TABLE 3FITC-DT content in rat liver tissue

Note: compared with the blank control group (group A),¹P<0.05，¹¹P<0.01; compared with the model control group (group B),²P<0.05，²²P<0.01; compared with the aspirin group (group D),³P<0.05，³³P<0.01; in comparison with the naproxen group (group E),⁴P<0.05，⁴⁴P<0.01; in comparison to celecoxib group 1 (group F),⁵P<0.05，⁵⁵P<0.01; compared with the diclofenac group (group G),⁶P<0.05，⁶⁶P<0.01。

the results show that the combination of the non-steroidal anti-inflammatory drug and the K (D) PT in the treatment of the rheumatoid arthritis can effectively improve the joint swelling caused by the rheumatoid arthritis, the inhibition on inflammatory factors is better than that of the non-steroidal anti-inflammatory drug which is used alone with effective dose, and simultaneously, the use dose of the non-steroidal anti-inflammatory drug can be reduced, the side effect is reduced, and the safety of medication and the compliance of patients are improved.

The above description of the embodiments is only for the purpose of assisting understanding of the method of the present invention and the core idea thereof, and should not be construed as limiting the present invention.

Claims (4)

1. A pharmaceutical composition for treating rheumatoid arthritis, said pharmaceutical composition comprising: non-steroidal anti-inflammatory drugs, k (d) PT; wherein the content of the first and second substances,

the weight ratio of the non-steroidal anti-inflammatory drug to the K (D) PT is (0.3-20): 1;

the non-steroidal anti-inflammatory drug is selected from aspirin, acetaminophen, indomethacin, naproxen, naproxone, diclofenac, ibuprofen, nimesulide, rofecoxib and celecoxib.
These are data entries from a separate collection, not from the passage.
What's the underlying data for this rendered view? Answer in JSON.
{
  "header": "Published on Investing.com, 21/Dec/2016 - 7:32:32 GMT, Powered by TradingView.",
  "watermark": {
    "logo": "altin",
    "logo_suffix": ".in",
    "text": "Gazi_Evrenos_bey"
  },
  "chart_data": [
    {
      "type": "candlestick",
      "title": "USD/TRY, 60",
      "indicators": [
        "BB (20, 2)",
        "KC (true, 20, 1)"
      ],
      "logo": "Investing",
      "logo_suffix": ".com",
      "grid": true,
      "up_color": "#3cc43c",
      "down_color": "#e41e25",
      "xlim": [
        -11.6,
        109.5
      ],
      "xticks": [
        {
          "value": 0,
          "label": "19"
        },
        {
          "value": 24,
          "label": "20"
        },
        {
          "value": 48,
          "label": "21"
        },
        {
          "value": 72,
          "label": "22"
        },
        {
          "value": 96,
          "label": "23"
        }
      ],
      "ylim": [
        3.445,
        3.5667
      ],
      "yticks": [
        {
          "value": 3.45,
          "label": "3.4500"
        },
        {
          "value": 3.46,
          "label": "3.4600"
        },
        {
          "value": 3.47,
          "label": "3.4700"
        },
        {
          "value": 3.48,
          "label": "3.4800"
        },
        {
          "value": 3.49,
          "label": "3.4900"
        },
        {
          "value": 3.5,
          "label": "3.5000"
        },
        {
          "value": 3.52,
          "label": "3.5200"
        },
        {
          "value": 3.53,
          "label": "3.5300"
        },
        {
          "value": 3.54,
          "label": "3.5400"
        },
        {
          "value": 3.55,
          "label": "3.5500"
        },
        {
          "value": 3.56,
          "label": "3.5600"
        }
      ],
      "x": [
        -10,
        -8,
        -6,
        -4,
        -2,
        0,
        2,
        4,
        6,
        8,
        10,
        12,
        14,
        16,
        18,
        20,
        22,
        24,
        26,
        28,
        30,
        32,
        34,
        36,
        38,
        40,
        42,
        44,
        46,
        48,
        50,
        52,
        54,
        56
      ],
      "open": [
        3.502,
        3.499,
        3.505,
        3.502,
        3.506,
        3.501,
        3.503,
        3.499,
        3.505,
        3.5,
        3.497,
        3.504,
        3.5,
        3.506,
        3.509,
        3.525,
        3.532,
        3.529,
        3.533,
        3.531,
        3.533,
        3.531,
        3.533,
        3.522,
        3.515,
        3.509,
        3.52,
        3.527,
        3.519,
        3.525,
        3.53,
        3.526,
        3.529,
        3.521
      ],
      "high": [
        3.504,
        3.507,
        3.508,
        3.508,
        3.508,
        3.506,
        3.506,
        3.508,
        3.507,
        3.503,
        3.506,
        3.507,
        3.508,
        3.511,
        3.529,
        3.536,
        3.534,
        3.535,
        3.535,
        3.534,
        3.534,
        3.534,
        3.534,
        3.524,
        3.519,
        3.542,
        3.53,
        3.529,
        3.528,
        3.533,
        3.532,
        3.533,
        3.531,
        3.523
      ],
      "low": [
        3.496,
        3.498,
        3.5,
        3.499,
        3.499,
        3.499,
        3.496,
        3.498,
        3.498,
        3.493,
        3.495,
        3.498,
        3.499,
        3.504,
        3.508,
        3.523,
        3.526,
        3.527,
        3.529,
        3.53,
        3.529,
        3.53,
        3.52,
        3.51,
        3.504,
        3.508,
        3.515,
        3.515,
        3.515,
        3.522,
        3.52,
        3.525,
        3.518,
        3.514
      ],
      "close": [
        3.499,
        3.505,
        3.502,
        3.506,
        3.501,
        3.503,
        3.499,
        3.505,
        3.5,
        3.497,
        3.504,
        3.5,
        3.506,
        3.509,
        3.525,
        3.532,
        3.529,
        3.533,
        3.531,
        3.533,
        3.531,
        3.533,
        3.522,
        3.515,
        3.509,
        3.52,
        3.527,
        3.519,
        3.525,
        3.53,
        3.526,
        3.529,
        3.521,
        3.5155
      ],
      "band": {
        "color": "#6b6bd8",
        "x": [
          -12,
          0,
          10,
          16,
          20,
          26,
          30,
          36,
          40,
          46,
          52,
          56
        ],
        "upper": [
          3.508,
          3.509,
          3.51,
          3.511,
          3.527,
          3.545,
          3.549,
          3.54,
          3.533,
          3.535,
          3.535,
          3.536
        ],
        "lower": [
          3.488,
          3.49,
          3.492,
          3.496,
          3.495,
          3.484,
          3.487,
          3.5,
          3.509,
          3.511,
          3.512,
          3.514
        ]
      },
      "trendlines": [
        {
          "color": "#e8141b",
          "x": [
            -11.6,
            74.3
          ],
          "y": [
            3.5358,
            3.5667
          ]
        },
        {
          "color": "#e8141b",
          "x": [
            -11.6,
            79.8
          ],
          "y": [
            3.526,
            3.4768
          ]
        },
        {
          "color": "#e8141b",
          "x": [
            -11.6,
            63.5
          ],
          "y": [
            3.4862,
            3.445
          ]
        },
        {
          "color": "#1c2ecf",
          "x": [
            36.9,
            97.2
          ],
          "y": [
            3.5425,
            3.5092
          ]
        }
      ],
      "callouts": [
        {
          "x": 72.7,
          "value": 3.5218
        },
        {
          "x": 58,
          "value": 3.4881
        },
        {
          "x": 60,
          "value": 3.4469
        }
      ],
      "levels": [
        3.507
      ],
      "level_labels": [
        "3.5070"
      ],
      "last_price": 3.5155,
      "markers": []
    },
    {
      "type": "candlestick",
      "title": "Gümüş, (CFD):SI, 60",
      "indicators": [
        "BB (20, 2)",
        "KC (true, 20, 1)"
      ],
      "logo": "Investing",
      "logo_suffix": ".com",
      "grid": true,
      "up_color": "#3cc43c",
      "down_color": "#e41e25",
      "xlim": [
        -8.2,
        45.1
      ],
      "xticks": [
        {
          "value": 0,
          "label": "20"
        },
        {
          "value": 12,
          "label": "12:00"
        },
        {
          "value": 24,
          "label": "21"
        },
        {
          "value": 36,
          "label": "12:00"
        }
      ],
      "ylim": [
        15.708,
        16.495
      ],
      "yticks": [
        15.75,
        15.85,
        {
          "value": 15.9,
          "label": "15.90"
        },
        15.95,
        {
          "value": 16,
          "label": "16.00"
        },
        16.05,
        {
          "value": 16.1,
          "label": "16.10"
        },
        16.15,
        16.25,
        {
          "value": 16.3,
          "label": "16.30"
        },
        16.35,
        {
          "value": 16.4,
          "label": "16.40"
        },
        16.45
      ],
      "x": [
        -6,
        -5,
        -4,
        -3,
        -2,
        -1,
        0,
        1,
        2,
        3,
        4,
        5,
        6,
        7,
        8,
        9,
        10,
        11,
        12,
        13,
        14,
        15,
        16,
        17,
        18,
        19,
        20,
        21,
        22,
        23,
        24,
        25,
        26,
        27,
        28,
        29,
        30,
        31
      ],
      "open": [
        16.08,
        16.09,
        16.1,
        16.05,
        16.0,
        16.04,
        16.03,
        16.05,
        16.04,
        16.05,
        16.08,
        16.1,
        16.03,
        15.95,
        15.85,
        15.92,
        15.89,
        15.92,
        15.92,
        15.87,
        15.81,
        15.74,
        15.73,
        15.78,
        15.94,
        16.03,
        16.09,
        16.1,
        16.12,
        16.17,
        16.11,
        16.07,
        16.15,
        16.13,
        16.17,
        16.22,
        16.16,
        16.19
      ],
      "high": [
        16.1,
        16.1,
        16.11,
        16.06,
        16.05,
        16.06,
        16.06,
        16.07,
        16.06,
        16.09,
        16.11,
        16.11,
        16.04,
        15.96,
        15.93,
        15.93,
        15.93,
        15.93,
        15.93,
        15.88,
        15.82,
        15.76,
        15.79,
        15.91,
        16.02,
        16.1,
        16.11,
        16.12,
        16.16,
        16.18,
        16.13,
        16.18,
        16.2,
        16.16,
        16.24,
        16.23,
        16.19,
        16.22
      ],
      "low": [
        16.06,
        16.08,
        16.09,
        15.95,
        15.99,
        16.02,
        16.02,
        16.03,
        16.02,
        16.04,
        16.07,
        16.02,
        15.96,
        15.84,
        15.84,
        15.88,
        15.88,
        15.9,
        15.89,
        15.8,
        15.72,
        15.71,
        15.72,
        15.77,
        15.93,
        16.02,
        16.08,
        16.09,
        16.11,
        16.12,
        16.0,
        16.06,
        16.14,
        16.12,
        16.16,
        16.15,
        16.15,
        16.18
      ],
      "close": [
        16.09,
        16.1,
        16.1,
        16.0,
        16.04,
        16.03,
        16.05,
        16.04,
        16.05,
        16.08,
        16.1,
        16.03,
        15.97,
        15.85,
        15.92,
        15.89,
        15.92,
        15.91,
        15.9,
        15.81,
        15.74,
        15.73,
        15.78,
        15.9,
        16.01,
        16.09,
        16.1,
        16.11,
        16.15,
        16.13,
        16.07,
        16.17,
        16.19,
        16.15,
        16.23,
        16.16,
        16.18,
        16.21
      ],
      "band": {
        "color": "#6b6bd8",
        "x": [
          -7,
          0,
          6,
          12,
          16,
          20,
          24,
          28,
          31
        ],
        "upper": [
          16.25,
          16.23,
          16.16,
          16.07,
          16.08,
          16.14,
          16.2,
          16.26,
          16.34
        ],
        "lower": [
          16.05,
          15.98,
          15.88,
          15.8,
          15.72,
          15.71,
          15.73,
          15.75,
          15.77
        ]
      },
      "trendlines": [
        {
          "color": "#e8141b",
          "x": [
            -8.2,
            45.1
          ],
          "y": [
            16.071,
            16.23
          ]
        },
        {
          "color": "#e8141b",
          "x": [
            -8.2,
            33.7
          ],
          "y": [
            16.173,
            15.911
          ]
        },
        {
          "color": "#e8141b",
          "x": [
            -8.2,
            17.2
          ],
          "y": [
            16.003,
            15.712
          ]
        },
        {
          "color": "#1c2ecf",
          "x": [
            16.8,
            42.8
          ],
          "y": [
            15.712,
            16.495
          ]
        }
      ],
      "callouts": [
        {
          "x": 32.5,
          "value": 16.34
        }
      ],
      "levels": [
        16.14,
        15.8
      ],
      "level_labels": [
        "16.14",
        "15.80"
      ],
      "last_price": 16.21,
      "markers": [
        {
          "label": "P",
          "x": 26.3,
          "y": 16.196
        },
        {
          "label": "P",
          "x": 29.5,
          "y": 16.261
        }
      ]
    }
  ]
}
2. The pharmaceutical composition of claim 1, wherein: the pharmaceutical composition is an oral preparation.

3. The pharmaceutical composition of claim 2, wherein: the oral preparation is selected from one of tablets, granules, capsules and solutions.

4. The pharmaceutical composition of claim 2, wherein: the auxiliary materials of the oral preparation are selected from one or more of starch, pregelatinized starch, starch slurry, dextrin, microcrystalline cellulose, vitamin E, hydroxypropyl methyl cellulose, low-substituted hydroxypropyl cellulose, carboxymethyl cellulose calcium, polyethylene glycol (PEG), sodium carboxymethyl cellulose, methyl cellulose, ethyl cellulose, mannitol, lactose, polyvinylpyrrolidone (PVP), cross-linked polyvinylpyrrolidone, magnesium stearate, talcum powder, superfine silica gel powder, sodium bicarbonate, sodium carbonate and enteric coating powder.